Historisch gibt es in Deutschland nur ganz wenige Messeplätze, denen ihr Veranstaltungsportfolio zu 100 Prozent gehört. Dann gibt es Messeplätze die haben sehr viele Messelizenzen, die tun aber so, als ob das ihre eigene Veranstaltung wäre. Die sind dann schwächer unterwegs. Ein solcher Lizenzteilhaber muss nicht unbedingt ein Verband sein, das kann auch ein Verlag sein. Je weniger Markenrechte die Messeplätze in Zukunft besitzen, umso schwächer sind sie für die Zukunft aufgestellt.
Welche Rahmenbedingungen erwarten Sie jetzt von der neuen Bundesregierung, um den Standort und den Messeplatz Deutschland wettbewerbsfähiger zu machen?
Ein großer Leidensdruck besteht in der Visapolitik. Vor 20 Jahren waren sich die deutsche und die chinesische Visapolitik ziemlich ähnlich. Mittlerweile kann jederman in China visafrei einreisen, nur die deutsche Visapolitik ist gleich geblieben. Das erschwert natürlich den Zugang zum deutschen Markt. Wir sind im Verfahren im letzten Jahrhundert stehen geblieben.

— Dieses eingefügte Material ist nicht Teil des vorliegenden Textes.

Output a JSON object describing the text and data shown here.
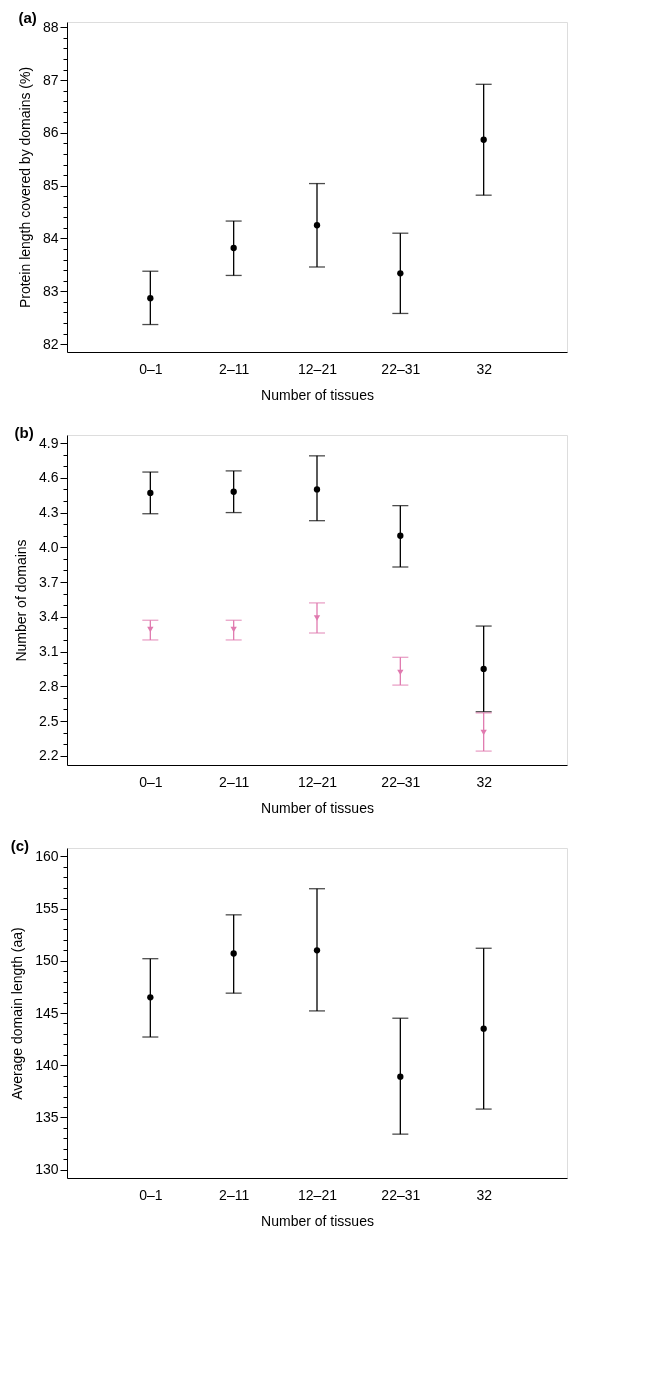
{
  "chart_data": [
    {
      "type": "scatter",
      "title": "(a)",
      "xlabel": "Number of tissues",
      "ylabel": "Protein length covered by domains (%)",
      "categories": [
        "0–1",
        "2–11",
        "12–21",
        "22–31",
        "32"
      ],
      "marker": "circle",
      "grid": false,
      "series": [
        {
          "color": "#000000",
          "values": [
            82.87,
            83.82,
            84.25,
            83.34,
            85.87
          ],
          "errors": [
            [
              82.37,
              83.38
            ],
            [
              83.3,
              84.33
            ],
            [
              83.46,
              85.04
            ],
            [
              82.58,
              84.1
            ],
            [
              84.82,
              86.92
            ]
          ]
        }
      ],
      "ylim": [
        81.85,
        88.1
      ],
      "yticks": [
        82,
        {
          "value": 82.2,
          "label": null
        },
        {
          "value": 82.4,
          "label": null
        },
        {
          "value": 82.6,
          "label": null
        },
        {
          "value": 82.8,
          "label": null
        },
        83,
        {
          "value": 83.2,
          "label": null
        },
        {
          "value": 83.4,
          "label": null
        },
        {
          "value": 83.6,
          "label": null
        },
        {
          "value": 83.8,
          "label": null
        },
        84,
        {
          "value": 84.2,
          "label": null
        },
        {
          "value": 84.4,
          "label": null
        },
        {
          "value": 84.6,
          "label": null
        },
        {
          "value": 84.8,
          "label": null
        },
        85,
        {
          "value": 85.2,
          "label": null
        },
        {
          "value": 85.4,
          "label": null
        },
        {
          "value": 85.6,
          "label": null
        },
        {
          "value": 85.8,
          "label": null
        },
        86,
        {
          "value": 86.2,
          "label": null
        },
        {
          "value": 86.4,
          "label": null
        },
        {
          "value": 86.6,
          "label": null
        },
        {
          "value": 86.8,
          "label": null
        },
        87,
        {
          "value": 87.2,
          "label": null
        },
        {
          "value": 87.4,
          "label": null
        },
        {
          "value": 87.6,
          "label": null
        },
        {
          "value": 87.8,
          "label": null
        },
        88
      ]
    },
    {
      "type": "scatter",
      "title": "(b)",
      "xlabel": "Number of tissues",
      "ylabel": "Number of domains",
      "categories": [
        "0–1",
        "2–11",
        "12–21",
        "22–31",
        "32"
      ],
      "grid": false,
      "series": [
        {
          "color": "#000000",
          "marker": "circle",
          "values": [
            4.47,
            4.48,
            4.5,
            4.1,
            2.95
          ],
          "errors": [
            [
              4.29,
              4.65
            ],
            [
              4.3,
              4.66
            ],
            [
              4.23,
              4.79
            ],
            [
              3.83,
              4.36
            ],
            [
              2.58,
              3.32
            ]
          ]
        },
        {
          "color": "#e07aaf",
          "marker": "triangle",
          "values": [
            3.29,
            3.29,
            3.39,
            2.92,
            2.4
          ],
          "errors": [
            [
              3.2,
              3.37
            ],
            [
              3.2,
              3.37
            ],
            [
              3.26,
              3.52
            ],
            [
              2.81,
              3.05
            ],
            [
              2.24,
              2.57
            ]
          ]
        }
      ],
      "ylim": [
        2.12,
        4.97
      ],
      "yticks": [
        2.2,
        {
          "value": 2.3,
          "label": null
        },
        {
          "value": 2.4,
          "label": null
        },
        2.5,
        {
          "value": 2.6,
          "label": null
        },
        {
          "value": 2.7,
          "label": null
        },
        2.8,
        {
          "value": 2.9,
          "label": null
        },
        {
          "value": 3.0,
          "label": null
        },
        3.1,
        {
          "value": 3.2,
          "label": null
        },
        {
          "value": 3.3,
          "label": null
        },
        3.4,
        {
          "value": 3.5,
          "label": null
        },
        {
          "value": 3.6,
          "label": null
        },
        3.7,
        {
          "value": 3.8,
          "label": null
        },
        {
          "value": 3.9,
          "label": null
        },
        {
          "value": 4.0,
          "label": "4.0"
        },
        {
          "value": 4.1,
          "label": null
        },
        {
          "value": 4.2,
          "label": null
        },
        4.3,
        {
          "value": 4.4,
          "label": null
        },
        {
          "value": 4.5,
          "label": null
        },
        4.6,
        {
          "value": 4.7,
          "label": null
        },
        {
          "value": 4.8,
          "label": null
        },
        4.9
      ]
    },
    {
      "type": "scatter",
      "title": "(c)",
      "xlabel": "Number of tissues",
      "ylabel": "Average domain length (aa)",
      "categories": [
        "0–1",
        "2–11",
        "12–21",
        "22–31",
        "32"
      ],
      "marker": "circle",
      "grid": false,
      "series": [
        {
          "color": "#000000",
          "values": [
            146.5,
            150.7,
            151.0,
            138.9,
            143.5
          ],
          "errors": [
            [
              142.7,
              150.2
            ],
            [
              146.9,
              154.4
            ],
            [
              145.2,
              156.9
            ],
            [
              133.4,
              144.5
            ],
            [
              135.8,
              151.2
            ]
          ]
        }
      ],
      "ylim": [
        129.2,
        160.8
      ],
      "yticks": [
        130,
        {
          "value": 131,
          "label": null
        },
        {
          "value": 132,
          "label": null
        },
        {
          "value": 133,
          "label": null
        },
        {
          "value": 134,
          "label": null
        },
        135,
        {
          "value": 136,
          "label": null
        },
        {
          "value": 137,
          "label": null
        },
        {
          "value": 138,
          "label": null
        },
        {
          "value": 139,
          "label": null
        },
        140,
        {
          "value": 141,
          "label": null
        },
        {
          "value": 142,
          "label": null
        },
        {
          "value": 143,
          "label": null
        },
        {
          "value": 144,
          "label": null
        },
        145,
        {
          "value": 146,
          "label": null
        },
        {
          "value": 147,
          "label": null
        },
        {
          "value": 148,
          "label": null
        },
        {
          "value": 149,
          "label": null
        },
        150,
        {
          "value": 151,
          "label": null
        },
        {
          "value": 152,
          "label": null
        },
        {
          "value": 153,
          "label": null
        },
        {
          "value": 154,
          "label": null
        },
        155,
        {
          "value": 156,
          "label": null
        },
        {
          "value": 157,
          "label": null
        },
        {
          "value": 158,
          "label": null
        },
        {
          "value": 159,
          "label": null
        },
        160
      ]
    }
  ]
}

Ein weiteres Thema ist die Überregulierung beziehungsweise die dezentrale Regulierung, wie zum Beispiel in der Versammlungsstättenverordnung. Sie ist in allen Bundesländern anders. Warum gibt es nicht eine Verordnung für ganz Deutschland? Wir haben in unserem Land in allen Bereichen immer wieder nur neue Gesetze drauf gesetzt, teilweise im Bund, teilweise in den Ländern, teilweise in der Kommune, aber man hat nie daran gedacht, ob man sich irgendwann wieder von etwas verabschieden kann.
In Deutschland muss auch dringend in die Infrastruktur investiert werden. Ich vergleiche unsere unpünktlichen Züge und die für einen Ausländer nicht nachvollziehbaren Preis- und Tarifstrukturen des ÖPNV mit nur wenig ausländerfreundlichen Bezahlstrukturen mit einem Land wie zum Beispiel Italien (!). Hier sind die meisten Züge pünktlich, das gesamte Bahnhofsumfeld ist sauber und auffällig durch Polizeipräsenz gekennzeichnet. Im öffentlichen Nahverkehr halte ich einfach meine Kreditkarte beim Ein- und Aussteigen an den Kartenleser und der für mich beste Tarif wird errechnet und abgebucht. Das ist mir bei meinem Besuch Anfang des Jahres in Italien einfach positiv aufgefallen.
Bitte beenden Sie den folgenden Satz: «Die deutsche Wirtschaft muss wieder wachsen, damit …
… sie ihre Positionierung und weltweite Bedeutung auch für die Messeindustrie behält.»
*Katharina Hamma ist Gründerin von creacorp und Partnerin von Expos Global, Berlin und Singapur.